Thanks to the words of those interviewees, the film is kinder towards Lennon’s Japanese-American wife, than many detractors have been over the years.

“Yoko was tremendous,” says producer Peter Worsley. She wanted to be involved at the very beginning. She helped to choose the director. She had worked with Michael Epstein previously on Lennon NYC.

She wanted to have an idea of the direction the film was taking, and after that she let us make the film. She did view it and said it was fine. She didn’t expect to have any level of creative control over it.”

Historian and peace activist, Tariq Ali, who also features in the archival footage, supplies additional understanding of Yoko and context.

“His contribution is very valuable. He was a friend of theirs. He was part of radicalizing John and Yoko and bringing to their attention the broader political elements. But I think he also helped emphasize the amount of racism that Yoko and that the couple faced, and how that gives a broader picture of society in 1971.”

Unlike his 3 fellow ex-Beatles, George Harrison, Paul McCartney and Ringo Starr, Lennon’s fans never saw him with grey hair. He was assassinated in 1980 aged 40. This is therefore not the first film about a man who was a living legend in his time and who, with Yoko Ono, launched a major peace campaign against the Vietnam War.

Imagine there’s no countries, it isn’t hard to do, nothing to kill or die for and no religion too imagine all the people living life in peace…”

Among some of the newly revealed footage, one of the most touching, and most tense scenes in the film, is when a very young Vietnam War veteran, fresh from demobilization rehab in California, lands up on their Tittenhurst doorstep. Worsley agrees that the frank and gentle encounter is a striking scene.

“A small section of that has been seen in the Gimme the Truth film. I agree it’s one of the emotional highlights of the film where you see the level of John’s empathy and you understand the strange psycho-dramas that were floating around John and his writing.”

Peace and Love

Julian Lennon’s comment in the film on his father’s song ‘Imagine’ is poignant, “It’s not religious, it’s not political, it’s just humanity and life. …We all actually want what he’s singing about. I think that’s why it’s still such an important song. Because the sad thing is the world is still in a bad way.”

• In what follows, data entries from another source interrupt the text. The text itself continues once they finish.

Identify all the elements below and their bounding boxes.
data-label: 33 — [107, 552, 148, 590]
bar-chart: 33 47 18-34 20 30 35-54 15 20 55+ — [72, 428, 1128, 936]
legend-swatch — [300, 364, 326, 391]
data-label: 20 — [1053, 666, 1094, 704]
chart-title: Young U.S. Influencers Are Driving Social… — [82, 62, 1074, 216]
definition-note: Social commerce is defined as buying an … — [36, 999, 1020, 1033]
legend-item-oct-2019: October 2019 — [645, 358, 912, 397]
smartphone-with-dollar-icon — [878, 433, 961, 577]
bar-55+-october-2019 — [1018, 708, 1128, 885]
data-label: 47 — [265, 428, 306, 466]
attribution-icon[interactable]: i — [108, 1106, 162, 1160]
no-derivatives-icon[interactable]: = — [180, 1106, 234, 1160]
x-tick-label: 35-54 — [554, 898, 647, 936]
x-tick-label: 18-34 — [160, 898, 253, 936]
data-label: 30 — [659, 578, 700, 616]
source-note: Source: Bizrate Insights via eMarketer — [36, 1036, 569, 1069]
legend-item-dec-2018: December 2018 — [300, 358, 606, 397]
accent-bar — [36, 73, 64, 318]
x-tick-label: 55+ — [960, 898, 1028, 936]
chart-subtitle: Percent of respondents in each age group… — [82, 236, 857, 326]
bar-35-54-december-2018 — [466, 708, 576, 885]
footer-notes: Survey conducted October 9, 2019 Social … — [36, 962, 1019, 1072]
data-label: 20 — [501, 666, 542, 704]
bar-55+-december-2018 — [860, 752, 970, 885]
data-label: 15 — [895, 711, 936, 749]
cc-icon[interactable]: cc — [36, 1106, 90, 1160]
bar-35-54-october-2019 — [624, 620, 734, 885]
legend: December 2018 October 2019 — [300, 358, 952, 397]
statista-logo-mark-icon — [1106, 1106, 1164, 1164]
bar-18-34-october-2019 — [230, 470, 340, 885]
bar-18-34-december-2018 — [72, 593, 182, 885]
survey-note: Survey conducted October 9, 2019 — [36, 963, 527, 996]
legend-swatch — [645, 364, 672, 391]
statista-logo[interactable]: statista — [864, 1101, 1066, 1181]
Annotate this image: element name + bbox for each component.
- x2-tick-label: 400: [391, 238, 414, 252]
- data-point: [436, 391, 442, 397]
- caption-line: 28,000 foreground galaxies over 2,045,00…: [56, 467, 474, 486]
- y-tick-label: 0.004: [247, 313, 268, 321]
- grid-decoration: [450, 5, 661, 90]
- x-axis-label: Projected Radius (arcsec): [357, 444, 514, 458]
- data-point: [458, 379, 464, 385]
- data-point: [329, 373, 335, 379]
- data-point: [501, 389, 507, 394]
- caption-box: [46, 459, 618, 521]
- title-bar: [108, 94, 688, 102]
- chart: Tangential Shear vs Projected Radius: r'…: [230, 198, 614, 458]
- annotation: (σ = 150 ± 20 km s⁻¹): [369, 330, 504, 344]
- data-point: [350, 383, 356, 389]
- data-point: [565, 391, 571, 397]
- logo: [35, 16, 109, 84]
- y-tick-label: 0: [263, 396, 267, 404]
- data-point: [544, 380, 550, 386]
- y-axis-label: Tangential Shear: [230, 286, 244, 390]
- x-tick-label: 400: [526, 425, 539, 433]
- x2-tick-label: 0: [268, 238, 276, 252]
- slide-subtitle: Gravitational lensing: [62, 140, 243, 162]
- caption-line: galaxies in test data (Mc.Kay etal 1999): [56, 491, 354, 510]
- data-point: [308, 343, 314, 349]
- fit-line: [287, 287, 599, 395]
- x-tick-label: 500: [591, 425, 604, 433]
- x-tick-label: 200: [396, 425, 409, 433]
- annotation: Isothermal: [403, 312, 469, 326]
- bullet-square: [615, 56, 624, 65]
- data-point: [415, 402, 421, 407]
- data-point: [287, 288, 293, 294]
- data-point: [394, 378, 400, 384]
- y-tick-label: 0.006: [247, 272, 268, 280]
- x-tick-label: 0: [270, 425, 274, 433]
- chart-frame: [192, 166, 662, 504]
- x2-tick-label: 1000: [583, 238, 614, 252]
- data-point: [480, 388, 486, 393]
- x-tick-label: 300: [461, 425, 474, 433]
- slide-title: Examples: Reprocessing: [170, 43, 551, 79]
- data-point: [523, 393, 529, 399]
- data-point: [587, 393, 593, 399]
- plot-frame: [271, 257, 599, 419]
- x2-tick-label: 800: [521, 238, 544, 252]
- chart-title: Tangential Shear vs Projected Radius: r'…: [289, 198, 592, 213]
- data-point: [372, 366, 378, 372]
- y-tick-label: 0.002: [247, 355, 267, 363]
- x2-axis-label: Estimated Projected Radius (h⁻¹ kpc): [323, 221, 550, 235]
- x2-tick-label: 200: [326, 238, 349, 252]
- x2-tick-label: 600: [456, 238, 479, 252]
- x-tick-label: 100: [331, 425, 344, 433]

The nub of the film however appears to be the deep bond between, as one of the titles on the album calls him, a Jealous Guy, and his muse, for whom he had an all-consuming love.

“As we investigated the relationship that John had with Yoko, it comes across that John really wanted to be an artist and that’s what Yoko helped bring out in him,” explains Worsley.

Co-produced by Britain’s Channel 4, John and Yoko: Above Us Only Sky has already been broadcast in the UK, however Fipadoc is where it’s getting its Continental European première, and A&E in the US is due to programme the film in the spring this year.